September 24th, 2013 |
Suomi NPP VIIRS 0.7 µm Day/Night Band image

Suomi NPP VIIRS 0.7 µm Day/Night Band image

The first accumulating snowfall of the season reported in the higher elevations of Colorado was on 19 September 2013 in the vicinity of Breckenridge Ski Resort, but a cold front associated with an upper-level trough of low pressure passing through the state on 22 September brought several inches of snow accumulation to much of the higher elevation mountain ranges. Once clouds had cleared the region, the coverage of the resulting snowfall could be seen on satellite imagery. A “visible image at night” was provided by Suomi NPP VIIRS 0.7 µm Day/Night Band data at 09:43 UTC or 3:43 AM local time on 24 September (above), which not only showed the bright lights from cities and towns, but also moonlight reflected by the snow cover located in the higher terrain (the Moon on this date was in the Waning Gibbous phase at 70% of full, providing ample illumination of the snow).

The following afternoon remained cloud-free over Colorado, allowing a good daytime view of the snow-covered mountains on a VIIRS 0.64 µm visible channel image at 19:29 UTC or 1:29 PM local time (below). A comparison with the corresponding VIIRS false-color Red/Green/Blue (RGB) image — which depicts snow as varying shades of red, depending on depth and water content — verified that the brighter white features seen on the visible image were areas with snow cover, and not clouds.

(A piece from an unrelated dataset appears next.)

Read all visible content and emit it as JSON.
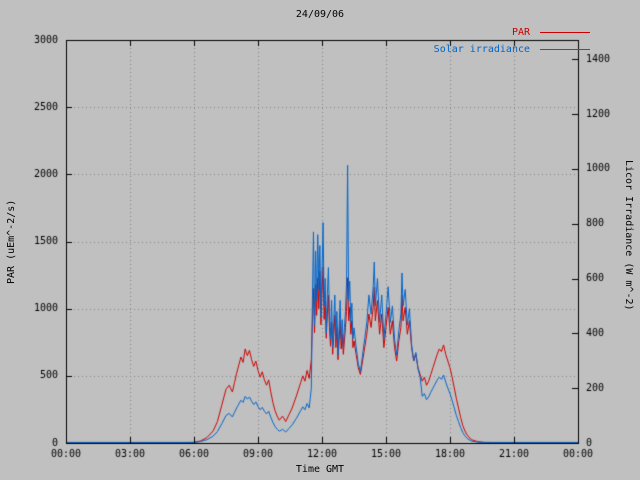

Suomi NPP VIIRS 0.64 µm visible channel and false-color RGB composite images

Suomi NPP VIIRS 0.64 µm visible channel and false-color RGB composite images

The MODIS Land Surface Temperature (LST) product at 20:33 UTC or 2:33 PM local time (below) showed a large range in LST values across the state, from 100-110º F (darker orange color enhancement) over the dry soils of the southeast, to lower to middle 30s F (darker blue color enhancement) over some the snow-covered higher elevations of the Rocky Mountains. The areas of black appearing within the coldest LST values were mistakenly identified by the LST algorithm as cloud, due to the very large gradient in LST values over the highest elevations.

MODIS Land Surface Temperature product

MODIS Land Surface Temperature product

Note that the LST values over much of northeastern Colorado were significantly cooler (darker green color enhancement) than those over southeastern Colorado — the wet soils from the historic rainfall event about a week earlier in and east of the Front Range were not able to warm up as quickly as the dry soils farther to the south.